On Wednesday, 12th April, Millman Street Community Centre members enjoyed the latest in a series of workshops presented by Amy (from Building Exploratory) and Polly (of History Pin), under the auspices of The Kings Cross Story Palace. They explained that the idea was a “narrative to upload pictures and documents,” to “pin history” to the Kings Cross area. They asked our members to add their own memories to the Timeline Collage they’d brought with them.
Queenie said she originally came from Caledonian Road. Margaret added that “Hatton Garden was home to all the jewelry shops.”
Gloria recalled that “They used to have the Flying Scotsman at Kings Cross station,” prompting Queenie to recall: “I used to go down to The Cross for shopping,” adding: “It used to have a bad reputation.”
Quite. “Drug-taking by homeless people,” David added. Not to mention prostitution. “I used to sleep on the streets myself,” David revealed, after he “First came to Kings Cross in 1979” from his native Ireland.
Jose came to Kings Cross in 1967. Our new member, Joan, agreed that there had been drugs and prostitution in the area. This prompted Gloria to recall: “Women were scared to go down there alone, afraid to be put on the game, and drugs.”
After talk of Leather Lane market, members also recalled the Kings Cross tube station fire of 1987. “It was terrible, a man died,” Anne remembered. “Someone called out ‘Fire! Fire!’ and I ran out of the flat!”
Further back, several HCA members recall how the area was bombed during the Blitz in 1940. “Kings Cross station was bombed,” Ivy said. “The estate where Ivy [now] lives got bombed,” said Margaret. Ivy recalled a timebomb that had been dropped on Millman Street during the war.
“I got a job in the school, serving dinners,” said Margaret. “Weren’t it horrible [in Kings Cross] years ago?” she suddenly said, to Ivy. The latter agreed.

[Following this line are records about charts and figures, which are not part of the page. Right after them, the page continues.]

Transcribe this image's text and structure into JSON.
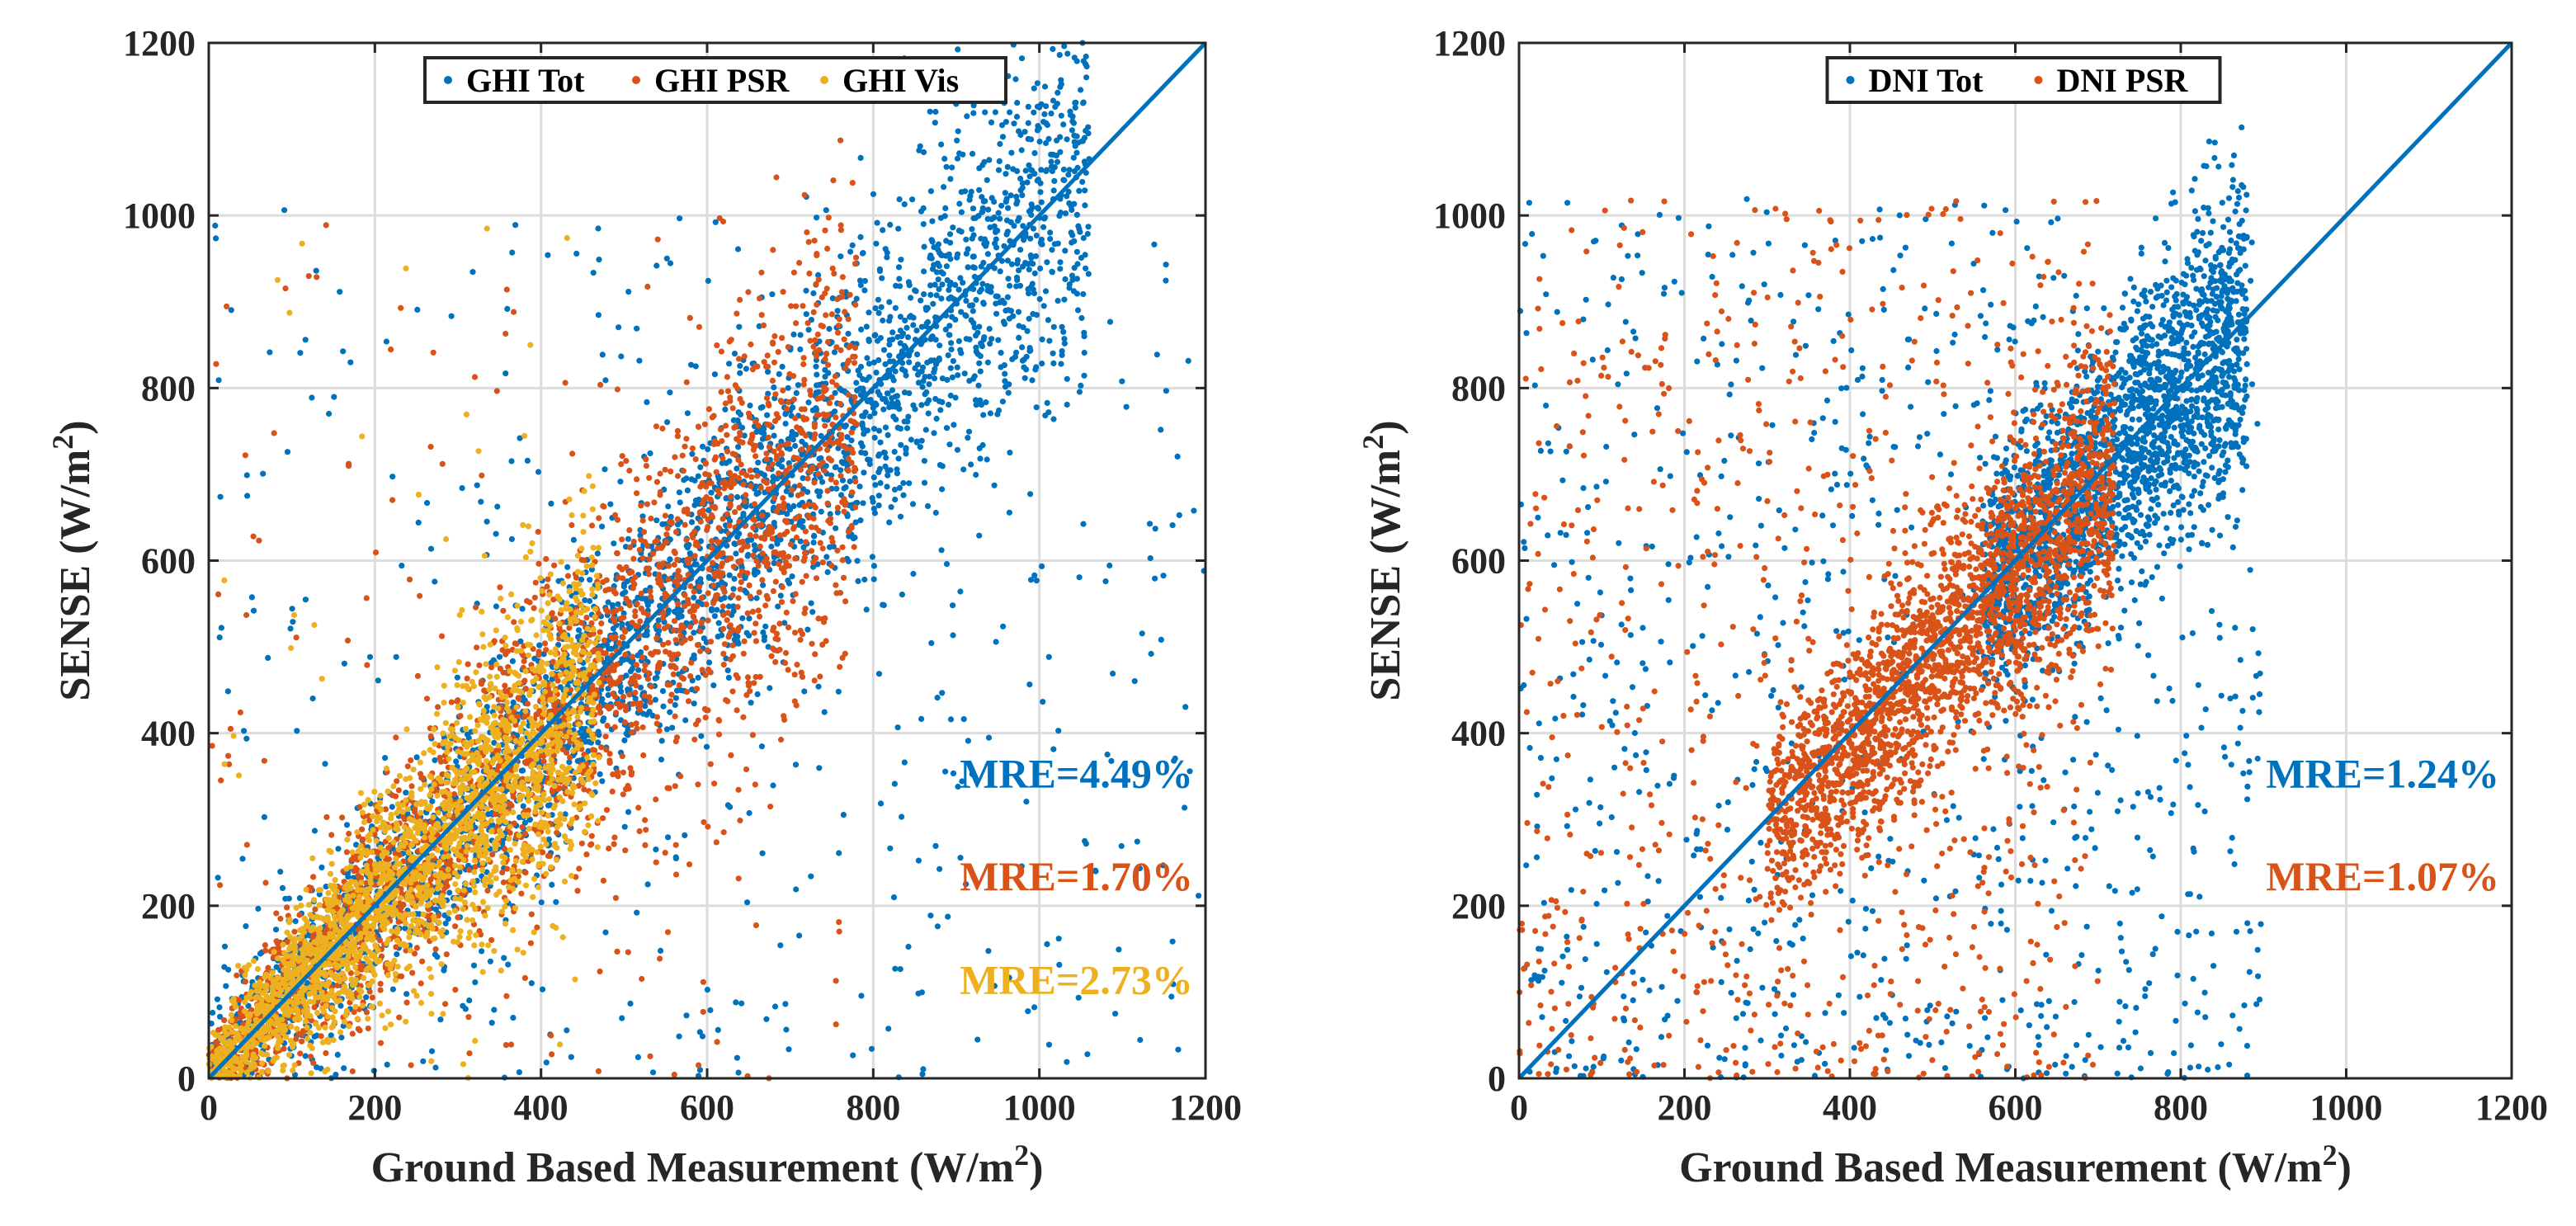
{
  "charts": [
    {
      "type": "scatter",
      "xlabel": "Ground Based Measurement (W/m",
      "xlabel_sup": "2",
      "xlabel_end": ")",
      "ylabel": "SENSE (W/m",
      "ylabel_sup": "2",
      "ylabel_end": ")",
      "xlim": [
        0,
        1200
      ],
      "ylim": [
        0,
        1200
      ],
      "xticks": [
        "0",
        "200",
        "400",
        "600",
        "800",
        "1000",
        "1200"
      ],
      "yticks": [
        "0",
        "200",
        "400",
        "600",
        "800",
        "1000",
        "1200"
      ],
      "grid": true,
      "legend_placement": "top-center",
      "reference_line": {
        "from": [
          0,
          0
        ],
        "to": [
          1200,
          1200
        ],
        "color": "#0072BD"
      },
      "series": [
        {
          "name": "GHI Tot",
          "color": "#0072BD",
          "count": 3500,
          "min": 0,
          "max": 1060,
          "slope": 1.0,
          "spread": 0.07,
          "floor": 40,
          "outlier_frac": 0.12,
          "outlier_min": 0,
          "outlier_max": 1200,
          "clip": [
            0,
            1200
          ]
        },
        {
          "name": "GHI PSR",
          "color": "#D95319",
          "count": 2500,
          "min": 0,
          "max": 780,
          "slope": 1.0,
          "spread": 0.14,
          "floor": 30,
          "outlier_frac": 0.06,
          "outlier_min": 0,
          "outlier_max": 760,
          "clip": [
            0,
            1200
          ]
        },
        {
          "name": "GHI Vis",
          "color": "#EDB120",
          "count": 2300,
          "min": 0,
          "max": 470,
          "slope": 1.0,
          "spread": 0.18,
          "floor": 22,
          "outlier_frac": 0.02,
          "outlier_min": 0,
          "outlier_max": 450,
          "clip": [
            0,
            1200
          ]
        }
      ],
      "annotations": [
        {
          "text": "MRE=4.49%",
          "color": "#0072BD",
          "x": 1185,
          "y": 337
        },
        {
          "text": "MRE=1.70%",
          "color": "#D95319",
          "x": 1185,
          "y": 218
        },
        {
          "text": "MRE=2.73%",
          "color": "#EDB120",
          "x": 1185,
          "y": 98
        }
      ]
    },
    {
      "type": "scatter",
      "xlabel": "Ground Based Measurement (W/m",
      "xlabel_sup": "2",
      "xlabel_end": ")",
      "ylabel": "SENSE (W/m",
      "ylabel_sup": "2",
      "ylabel_end": ")",
      "xlim": [
        0,
        1200
      ],
      "ylim": [
        0,
        1200
      ],
      "xticks": [
        "0",
        "200",
        "400",
        "600",
        "800",
        "1000",
        "1200"
      ],
      "yticks": [
        "0",
        "200",
        "400",
        "600",
        "800",
        "1000",
        "1200"
      ],
      "grid": true,
      "legend_placement": "top-center",
      "reference_line": {
        "from": [
          0,
          0
        ],
        "to": [
          1200,
          1200
        ],
        "color": "#0072BD"
      },
      "series": [
        {
          "name": "DNI Tot",
          "color": "#0072BD",
          "count": 3000,
          "min": 560,
          "max": 880,
          "slope": 1.0,
          "spread": 0.08,
          "floor": 20,
          "outlier_frac": 0.3,
          "outlier_min": 0,
          "outlier_max": 900,
          "clip": [
            0,
            1200
          ]
        },
        {
          "name": "DNI PSR",
          "color": "#D95319",
          "count": 3000,
          "min": 300,
          "max": 720,
          "slope": 0.98,
          "spread": 0.1,
          "floor": 20,
          "outlier_frac": 0.25,
          "outlier_min": 0,
          "outlier_max": 700,
          "clip": [
            0,
            1200
          ]
        }
      ],
      "annotations": [
        {
          "text": "MRE=1.24%",
          "color": "#0072BD",
          "x": 1185,
          "y": 337
        },
        {
          "text": "MRE=1.07%",
          "color": "#D95319",
          "x": 1185,
          "y": 218
        }
      ]
    }
  ]
}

On a cheerier note, Fred said: “We used to watch trains at Kings Cross. There were only two tunnels: one in, one out.” He and Olive were born in St Pancras Hospital, he said.
Mulegetta came to Kings Cross in the 1970s. He said that his teachers (in his native Ethiopia) gave him “some idea that London was a big city before he moved to London.”
Members also remembered the various salesmen who had peddled their respective wares on the streets of post-war London. “People used to come through the streets with barrows, selling toffee apples,” Queenie said. Gloria recalled “The onion man” and “rag and bone men,” and also “The parrafin man,” and “The bilko man”, who sold soft drinks. There were also knife-sharpeners, coalmen and others selling things from hand carts.
“Sarah is the best thing that’s happened to this place,” said Ivy, out of the blue, to general agreement. And Sarah’s blushes.
Helena recalled “The Italian Procession,” through the area, “from Clerkenwell, Farringdon and Leather Lane,” which apparently still takes place every July [Sunday July 16th this year, research reveals].
Then, as is often the case, everyone started talking at once, and this reporter snatched what conversational snippets he could from the ensuing good-natured chaos.
Amy and Polly added various post-its to the Timeline Collage as our members’ stories unfolded. They plan to add photos of HCA members to their archive in future workshops.